Lumières éteintes dans le Marais
Si l’Alya d’un seul homme pouvait signifier la faillite de la diaspora (ébranlée par la transhumance actuelle) elle s’attribuera à Moïse Claude Journo.
Figure légendaire, sépharade né à Tunis, il arrive à Paris à l’âge d’un an. Son père se voit attribuer une petite épicerie rue des rosiers, dont les propriétaires déportés ne sont jamais revenus….Avec sa fratrie ils vécurent à six dans l’arrière boutique.

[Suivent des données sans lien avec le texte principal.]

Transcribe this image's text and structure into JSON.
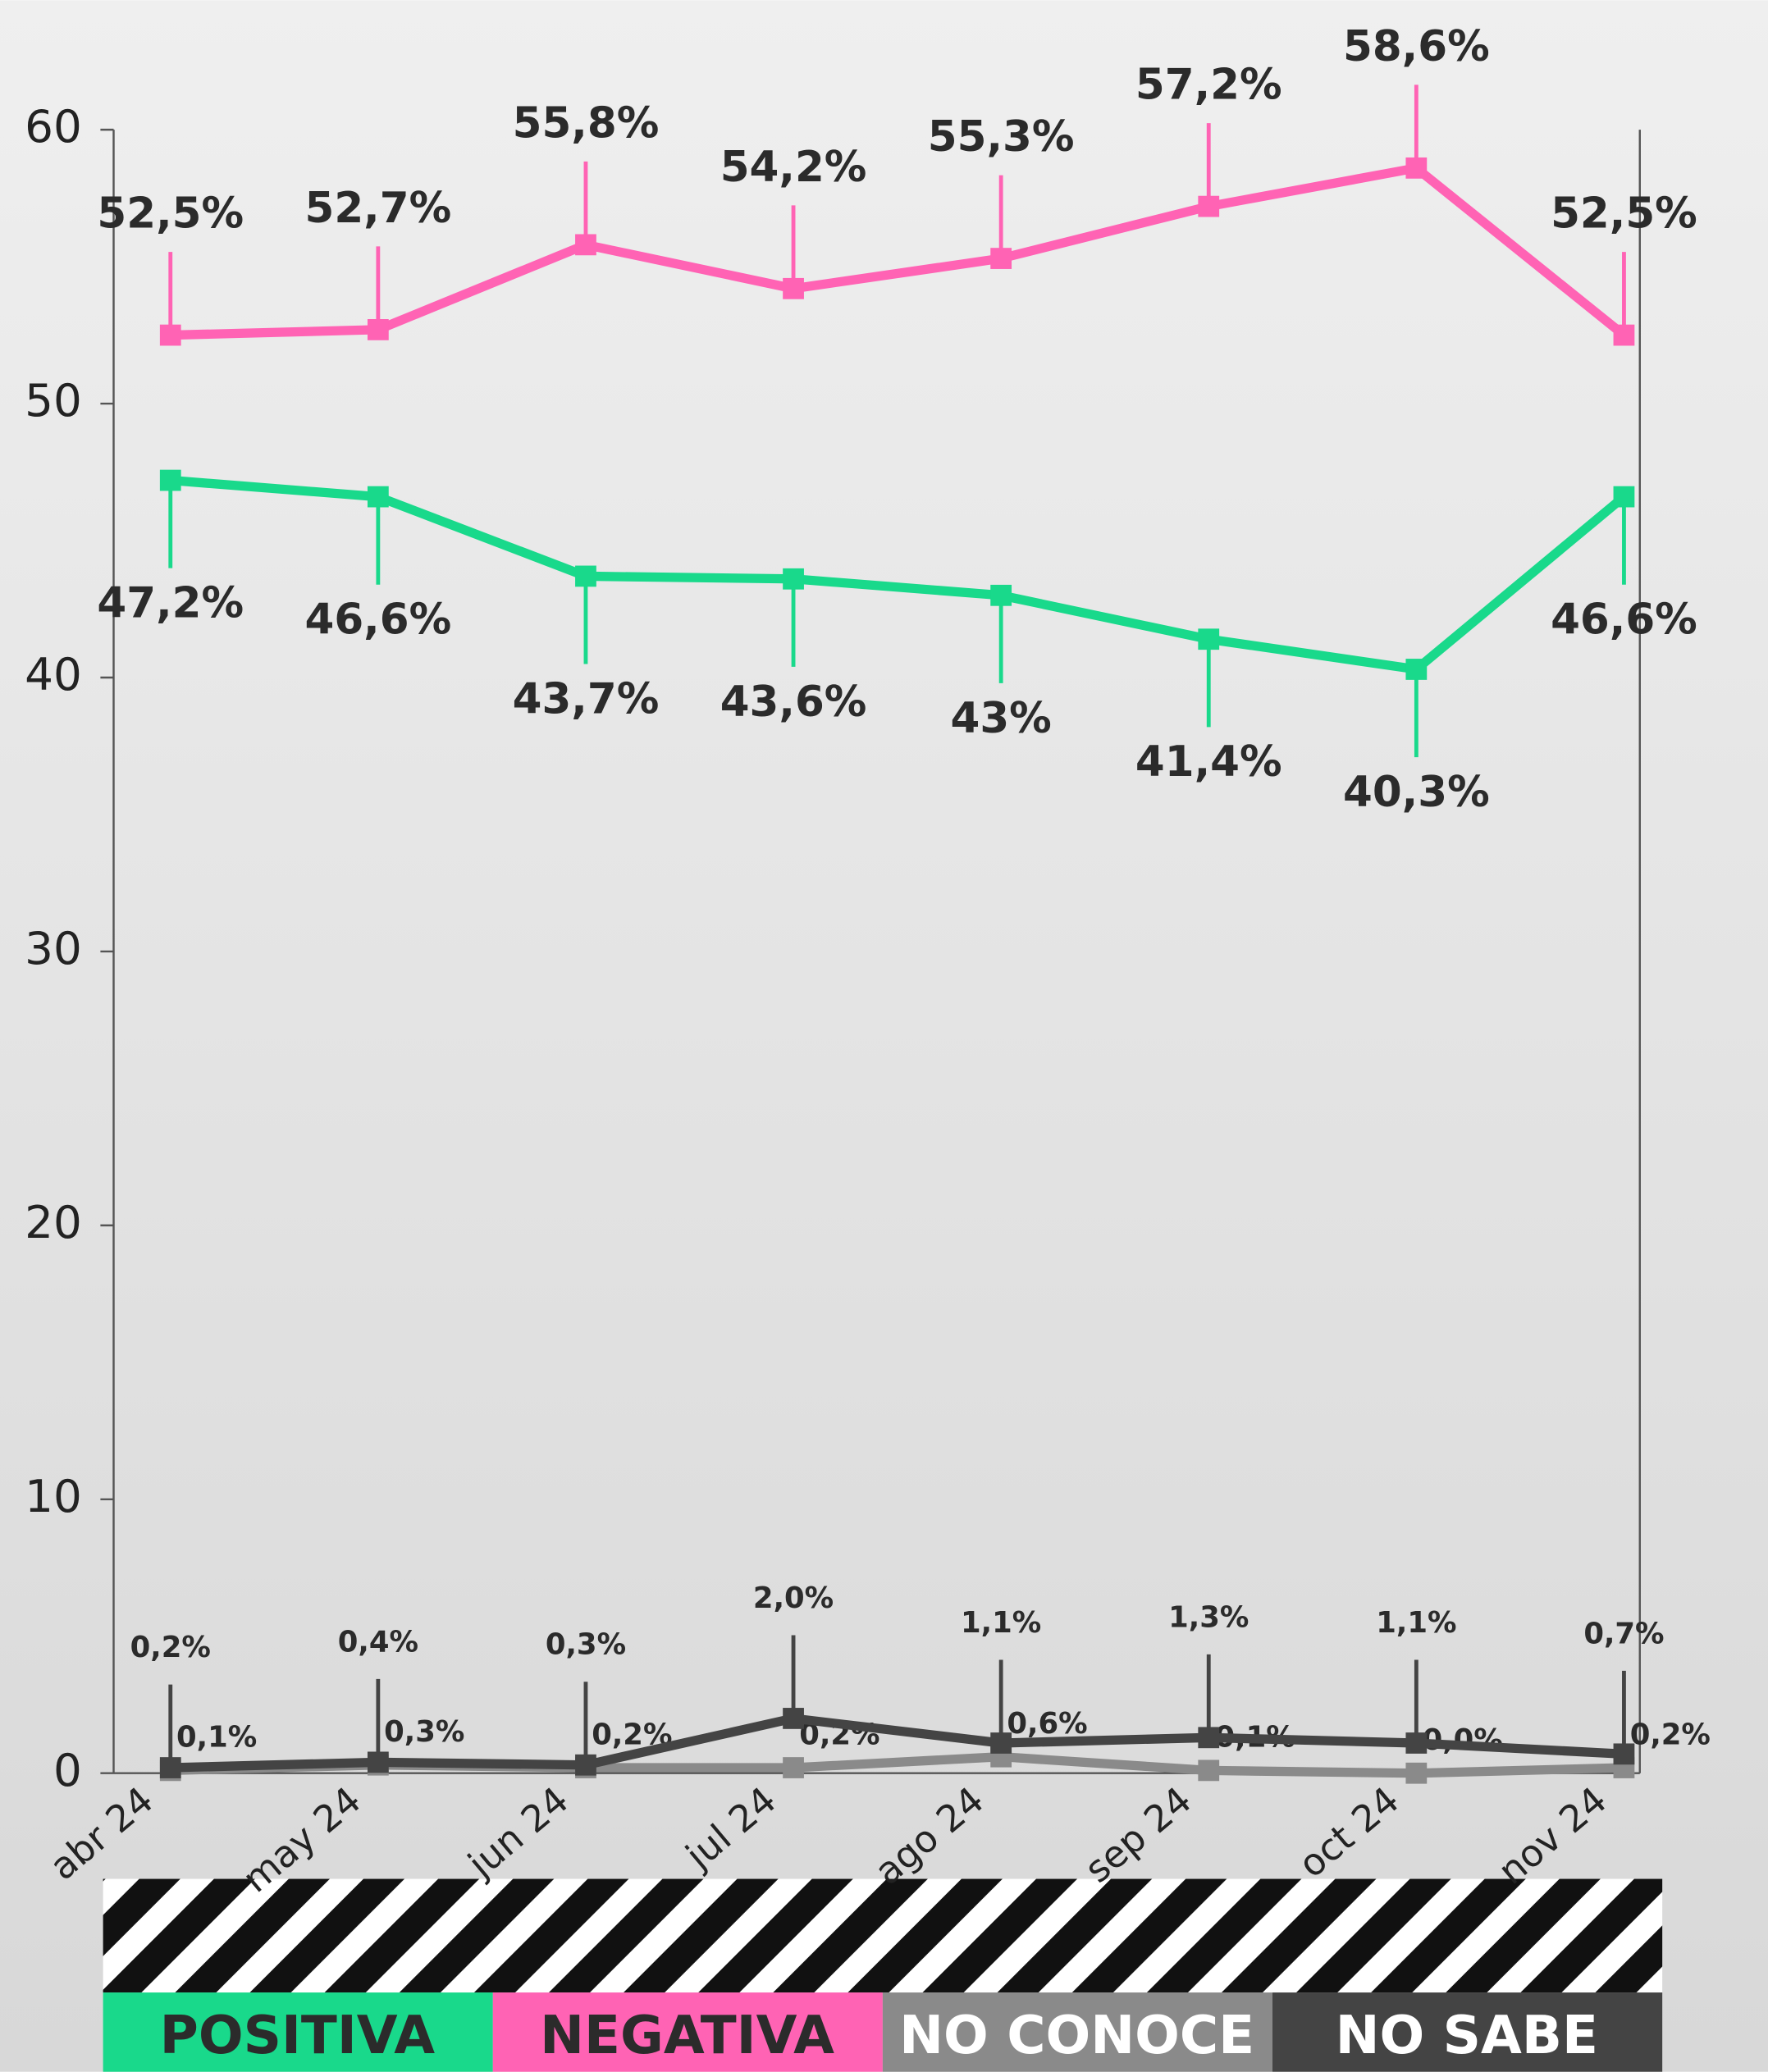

A 17 ans le cinéaste Claude Berri le rencontre et le nomme responsable de casting pour son film Mazal Tov .
Dans l’épicerie familiale de la rue des rosiers, la mère vendait des briks faites à la main. A 13 ans, un soir à une heure avancée, ému par le labeur de sa mère il lui promit de concevoir une machine à faire des bricks afin de l’alléger de cette tache. Promesse tenue à l’âge adulte, suite à un voyage en Bretagne, il se renseigna sur la fabrication des crèpes. S’en suivit une machine à grande échelle baptisée ‘Mamie Kif ‘ au succés notoire !
Une fois cette entreprise vendue M.C.J pris un autre tournant en ouvrant le Café des psaumes rue des rosiers. Fameux lieu où le philosophe Benny Levy durant 2 ans réunissait des happy few qui refaisaient le monde. Il dira de lui avoir eu une complicité silencieuse, tacite comme avec un grand frère. D’autres intellectuels défileront et animeront des débats de haut vol tel Manitou. Eliette Abecassis en fit son bureau d’écriture ..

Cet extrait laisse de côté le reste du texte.